Houma, LAprivate forprofitwww.omegainstitutes.com/
Acceptance & SAT from Common Data Set / IPEDS; net price, earnings & graduation from the U.S. Dept. of Education College Scorecard. Figures lag ~1–2 years — verify with the school.
Omega Institute of Cosmetology is a tiny, for-profit trade school in Houma, Louisiana, with a no-barriers admissions policy and a laser focus on turning out licensed beauty professionals. With just 55 students and a 97% graduation rate, it offers an intensely practical, no-frills education in cosmetology and esthetics—the kind of place where you’re holding shears by week two.
More details
Outcomes & value
Earnings = median of students working ~10 years after entry; debt = median of graduates. Value divides 10-yr earnings by one year’s net price — read it as earnings per dollar of annual cost, not a full lifetime ROI; it favors lower-cost schools. Source: U.S. Dept. of Education College Scorecard. Figures lag ~2 years and reflect all students, not your intended major.
U.S. Dept. of Education Financial Responsibility Composite Score (FY2022-23). Scale −1.0 to 3.0; ≥1.5 meets the standard. Reported for private nonprofit & for-profit institutions only — public universities are state-backed and not scored, so this is a stability signal, not a ranking.
Campus & location
On-campus criminal offenses classed as violent (murder/non-negligent manslaughter, rape, robbery, aggravated assault) for the most recent reported year. Source: U.S. Dept. of Education Campus Safety and Security (Clery Act). Counts reflect what’s reported to the school, and urban campuses often report more partly due to non-student incidents nearby — read alongside campus size and setting, not as a standalone safety verdict.
Pleasant days counts days per year with a mean temperature of 55–75°F, a high at or below 90°F, a low at or above 45°F, and little precipitation — a transparent comfort measure, not a weighting we invented. Computed from Open-Meteo ERA5 daily history (2019–2023). Natural-hazard risk is the county’s composite rating from the FEMA National Risk Index.

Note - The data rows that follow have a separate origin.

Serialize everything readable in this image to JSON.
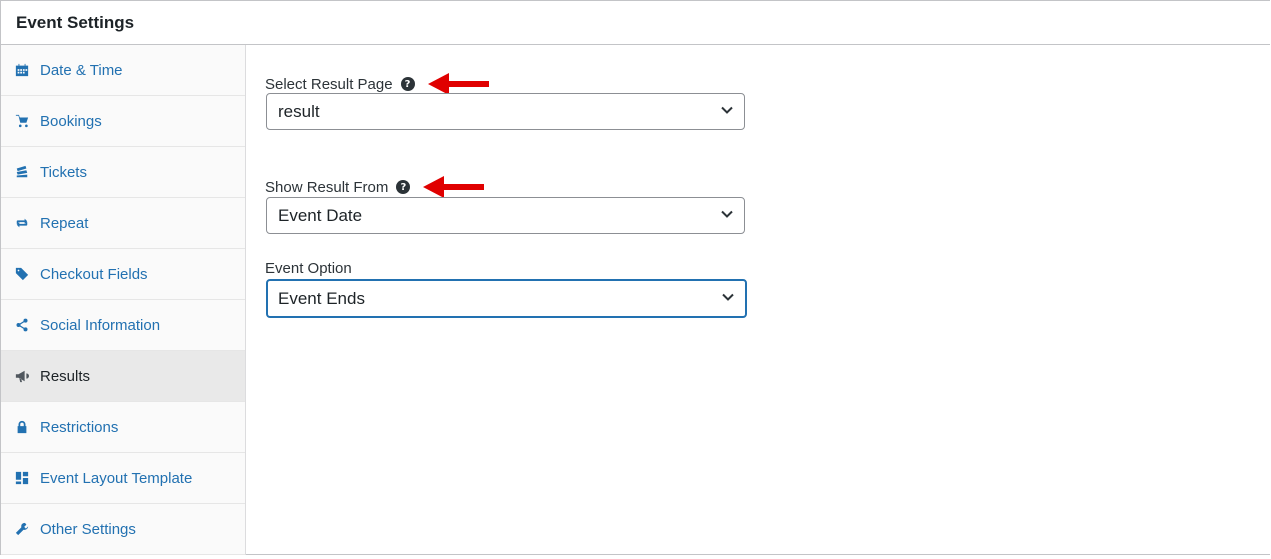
{
  "panel": {
    "title": "Event Settings"
  },
  "sidebar": {
    "items": [
      {
        "label": "Date & Time",
        "icon": "calendar-icon"
      },
      {
        "label": "Bookings",
        "icon": "cart-icon"
      },
      {
        "label": "Tickets",
        "icon": "tickets-icon"
      },
      {
        "label": "Repeat",
        "icon": "repeat-icon"
      },
      {
        "label": "Checkout Fields",
        "icon": "tag-icon"
      },
      {
        "label": "Social Information",
        "icon": "share-icon"
      },
      {
        "label": "Results",
        "icon": "megaphone-icon",
        "active": true
      },
      {
        "label": "Restrictions",
        "icon": "lock-icon"
      },
      {
        "label": "Event Layout Template",
        "icon": "layout-icon"
      },
      {
        "label": "Other Settings",
        "icon": "wrench-icon"
      }
    ]
  },
  "form": {
    "result_page": {
      "label": "Select Result Page",
      "value": "result"
    },
    "show_result_from": {
      "label": "Show Result From",
      "value": "Event Date"
    },
    "event_option": {
      "label": "Event Option",
      "value": "Event Ends"
    }
  },
  "colors": {
    "accent": "#2271b1",
    "annotation_arrow": "#e00000",
    "active_bg": "#e9e9e9"
  }
}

Omega Institute of Cosmetology has an open admissions policy—every applicant gets in. The school enrolled 55 full-time students in 2024, all pursuing certificates in beauty fields. There’s no SAT/ACT requirement, no minimum GPA, and no application essays. Just show up with a high school diploma or GED and $100 for the application fee, and you’re in.
This is a trade school in the purest sense: If you can pay (or qualify for aid) and commit to the program, they’ll train you.
Omega offers hands-on, career-focused programs in cosmetology, esthetics, and salon management, with coursework that’s entirely vocational. The curriculum is designed to meet Louisiana licensing requirements, so students spend most of their time in the student salon practicing cuts, colors, and skincare treatments on real clients.
The school boasts 20+ years of operation in Houma, with a teaching philosophy that emphasizes 'dedication and determination'—translation: expect long hours standing on your feet and relentless drilling of technical skills.
With only 55 students, Omega has the vibe of a tight-knit apprenticeship program rather than a traditional college. There’s no campus housing, no sports teams, and no Greek life—just a single-building beauty school where students clock in for 8-hour days of hands-on training.
Off-hours are lean; most students head straight home after class or squeeze in shifts at nearby salons.
Omega’s 87% graduation rate (2024) is unusually high for a trade school, suggesting students who enroll tend to stick it out. The payoff: Median earnings of $36,427 one year post-graduation, roughly on par with Louisiana’s average for cosmetology certificate holders.
Note that cosmetology incomes vary widely by tips, location, and specialization; high earners often build clientele over years.
Tuition runs $10,564 after average aid, though low-income students may pay as little as $4,008 net price. Omega participates in federal aid programs (Pell Grants, loans) and offers monthly payment plans, critical for its predominantly working-class student body.
Prospective students should note: Cosmetology licenses require additional fees (exams, kits, etc.) not covered by tuition.
Omega’s hyper-focused, no-nonsense approach makes it a standout for students who want to get licensed and start working fast. Unlike larger beauty schools, it offers near-one-on-one attention in a small-town setting where grads can tap into local salon networks. The near-guaranteed admissions and high completion rate are rare in the for-profit trade-school world—though students should still vet job-placement claims carefully.
Best for: Career-changers, hands-on learners, and anyone who wants to skip gen eds and start styling hair yesterday.